One time we went to a farmers’ market near the boardwalk and I barely knew her, we’d been on only a few dates, and I wanted to get her something. I asked her what her favorite fruit was, and she asked me to guess, said we’d discussed it at some point in the short time we’d known each other and that she would be impressed if I remembered. I did not remember. I had no idea. I guessed apples as we passed a woman selling Galas and Pink Ladies, and oranges when we saw several vendors hawking them. She smiled at me, enigmatic, and said no. Evangeline, star in the sky, so sweet in your smile, I never stood a chance.

I gave up after not trying very hard at all and said I would assign her a favorite fruit, I would just pick something and that would be her favorite fruit. We walked by a stand selling fruit pies, and I bought the first one I saw, told her whatever was inside was her new favorite fruit. It was strawberry rhubarb, and she laughed long and hard, bright and brilliant, because strawberry rhubarb pie was her grandmother’s favorite, and of all the pies I could have picked it was clearly no coincidence I’d chosen one with which she already had a connection.

I saw that moment in her eyes as she looked at me, saw that one and all the rest, all the hundreds of them that we stacked between us in the years and years since we’d met. She wished she could sever herself from me but those hundreds and thousands of moments connected us too well.

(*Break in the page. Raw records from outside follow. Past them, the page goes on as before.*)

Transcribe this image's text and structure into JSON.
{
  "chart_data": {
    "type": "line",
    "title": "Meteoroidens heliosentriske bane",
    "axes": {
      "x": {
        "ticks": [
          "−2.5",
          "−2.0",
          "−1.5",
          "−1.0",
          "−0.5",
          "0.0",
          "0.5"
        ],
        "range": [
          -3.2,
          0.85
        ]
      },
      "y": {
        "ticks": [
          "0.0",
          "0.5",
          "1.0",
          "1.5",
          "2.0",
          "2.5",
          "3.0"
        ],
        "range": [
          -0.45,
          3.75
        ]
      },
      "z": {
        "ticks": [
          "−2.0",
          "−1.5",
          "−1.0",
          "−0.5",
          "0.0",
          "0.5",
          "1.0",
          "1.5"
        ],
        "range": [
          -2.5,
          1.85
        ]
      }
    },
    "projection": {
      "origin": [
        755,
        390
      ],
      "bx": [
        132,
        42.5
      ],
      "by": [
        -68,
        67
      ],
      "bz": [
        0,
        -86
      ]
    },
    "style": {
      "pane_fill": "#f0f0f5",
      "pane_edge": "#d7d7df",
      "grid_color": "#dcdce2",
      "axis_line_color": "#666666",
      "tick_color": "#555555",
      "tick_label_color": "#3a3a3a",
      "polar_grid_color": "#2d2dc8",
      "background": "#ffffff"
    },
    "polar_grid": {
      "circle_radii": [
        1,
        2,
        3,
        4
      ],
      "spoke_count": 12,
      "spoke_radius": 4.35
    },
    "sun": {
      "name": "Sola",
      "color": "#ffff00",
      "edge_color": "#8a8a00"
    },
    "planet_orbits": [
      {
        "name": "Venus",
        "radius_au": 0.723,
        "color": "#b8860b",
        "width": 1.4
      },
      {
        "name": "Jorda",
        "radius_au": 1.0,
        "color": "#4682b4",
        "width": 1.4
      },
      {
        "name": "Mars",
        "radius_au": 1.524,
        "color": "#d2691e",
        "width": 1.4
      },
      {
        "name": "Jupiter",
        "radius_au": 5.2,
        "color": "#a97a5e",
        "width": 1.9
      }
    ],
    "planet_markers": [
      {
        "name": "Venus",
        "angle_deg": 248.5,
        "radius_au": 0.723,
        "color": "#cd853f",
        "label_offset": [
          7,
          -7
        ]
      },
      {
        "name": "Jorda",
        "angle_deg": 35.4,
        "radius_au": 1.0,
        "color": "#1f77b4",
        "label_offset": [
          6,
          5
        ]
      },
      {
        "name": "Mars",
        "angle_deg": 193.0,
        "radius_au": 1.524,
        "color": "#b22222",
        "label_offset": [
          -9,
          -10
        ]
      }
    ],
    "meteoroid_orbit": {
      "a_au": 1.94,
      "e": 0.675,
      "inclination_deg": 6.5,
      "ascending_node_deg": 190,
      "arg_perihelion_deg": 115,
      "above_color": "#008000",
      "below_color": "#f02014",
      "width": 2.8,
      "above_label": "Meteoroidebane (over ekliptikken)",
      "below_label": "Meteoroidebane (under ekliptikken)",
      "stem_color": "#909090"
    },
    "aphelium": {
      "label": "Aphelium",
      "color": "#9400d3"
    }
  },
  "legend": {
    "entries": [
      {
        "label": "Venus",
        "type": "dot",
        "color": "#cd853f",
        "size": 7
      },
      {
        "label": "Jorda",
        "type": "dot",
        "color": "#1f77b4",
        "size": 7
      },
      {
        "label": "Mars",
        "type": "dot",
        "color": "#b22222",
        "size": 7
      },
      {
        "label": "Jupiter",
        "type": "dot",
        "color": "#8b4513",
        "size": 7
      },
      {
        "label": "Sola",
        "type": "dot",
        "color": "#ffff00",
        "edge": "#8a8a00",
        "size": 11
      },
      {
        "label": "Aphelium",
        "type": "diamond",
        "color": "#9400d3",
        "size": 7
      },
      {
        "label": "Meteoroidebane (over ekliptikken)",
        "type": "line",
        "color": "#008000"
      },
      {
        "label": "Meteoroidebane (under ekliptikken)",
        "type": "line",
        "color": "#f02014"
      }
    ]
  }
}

She slid off the dress and left it on the floor, left me holding the ripped strap. She stepped over the dress in her high heels and disappeared into the bathroom, the door clicking shut behind her.

I hear her phone ring now, and I hear her voice, muted by distance, as she answers it. The sewing machine cuts off in mid-sentence when her foot releases the pedal to concentrate on her conversation. I sit up halfway so I can hear better, hear if she is going out, hear if this will finally be the time she leaves and does not return. The world briefly spins, darkening, brightening, and my heart trip-hammers in my chest as I will my vision to clear. As soon as the room sorts itself out I ascertain the stars outside the window, assuring myself of their vitality. I don’t want to lose them. I have a habit of that.